= Leif Utne =

Norwegian resistance member (1919–2004)

Leif Utne (1919 – 25 August 2004) was a Norwegian resistance member during World War II and later a physician.

==Early life==
Utne was born in Bergen as the son of a physician. He finished secondary school in 1938, and enrolled in medicine studies at the University of Oslo in the same year.

==World War II==
When World War II reached Norway on 9 April 1940, with the German invasion, Utne volunteered and fought for Norway in the battles of Southern Norway. After Norway capitulated, he was a co-founder of the resistance group "Theta". The group was self-initiated in a circle of friends, but they lacked contacts, knowledge and materials to actually conduct intelligence work. Other members of the group running "Theta" were Bjarne Thorsen, Kristian Ottosen, Helmer Dahl, Hagbarth Schjøtt, Jr. and Jan Dahm. Two members were sent to the United Kingdom: Leif Utne and Bjarne Thorsen. Utne travelled via Sweden, while Thorsen crossed the Norwegian Sea. Thorsen returned with the necessary equipment, and a radio post was finally set up in December 1941, with its headquarters at the famous seaside location Bryggen.

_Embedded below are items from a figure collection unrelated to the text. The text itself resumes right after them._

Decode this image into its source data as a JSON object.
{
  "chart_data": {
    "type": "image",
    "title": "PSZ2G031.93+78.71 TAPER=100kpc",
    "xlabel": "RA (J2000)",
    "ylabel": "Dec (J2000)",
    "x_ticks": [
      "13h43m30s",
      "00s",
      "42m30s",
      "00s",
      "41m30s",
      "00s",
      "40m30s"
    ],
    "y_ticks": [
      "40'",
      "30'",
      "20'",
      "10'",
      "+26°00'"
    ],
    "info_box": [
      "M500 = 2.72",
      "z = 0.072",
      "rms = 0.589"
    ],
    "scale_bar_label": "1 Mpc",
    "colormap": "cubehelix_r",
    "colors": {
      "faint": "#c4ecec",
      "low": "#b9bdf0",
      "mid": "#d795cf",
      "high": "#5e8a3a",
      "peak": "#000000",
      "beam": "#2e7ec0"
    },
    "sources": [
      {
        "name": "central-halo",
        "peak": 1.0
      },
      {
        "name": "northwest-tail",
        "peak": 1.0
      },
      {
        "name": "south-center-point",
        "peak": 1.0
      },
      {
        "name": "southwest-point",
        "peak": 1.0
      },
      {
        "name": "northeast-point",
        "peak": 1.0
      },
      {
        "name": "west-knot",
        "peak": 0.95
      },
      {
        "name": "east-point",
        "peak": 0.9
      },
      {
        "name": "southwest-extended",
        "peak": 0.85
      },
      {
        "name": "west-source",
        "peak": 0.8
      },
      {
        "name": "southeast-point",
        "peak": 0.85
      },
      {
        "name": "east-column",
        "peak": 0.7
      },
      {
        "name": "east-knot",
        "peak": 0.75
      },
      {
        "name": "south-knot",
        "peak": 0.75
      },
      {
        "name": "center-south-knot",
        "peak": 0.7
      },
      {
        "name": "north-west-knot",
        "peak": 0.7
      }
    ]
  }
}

By that time, however, Leif Utne had become stationed in Scotland as a part of the Royal Norwegian Navy-in-exile. He operated out of Lerwick in a motor torpedo boat squadron, among others together with Hugo Munthe-Kaas. Utne was decorated with the Norwegian War Medal.

==Later career==
After the war, Utne resumed his medicine studies. He graduated with the cand.med. degree in 1950. From 1961 he was a specialist in skin diseases. He worked at Haukeland University Hospital, in his own clinic as well as the St. Franciscus Hospital in Florida, Bergen. He trained students belonging to the University of Bergen. He also continued working with the navy, and reached the rank of commander in 1976.

He chaired the local branch of the Norwegian Medical Society from 1974 to 1975. He was also active in Doktorklubben av 1959, Nasjonalhjelpen and the sports club Bergens TF. He was married and had two daughters. He died in August 2004 at Haukeland University Hospital.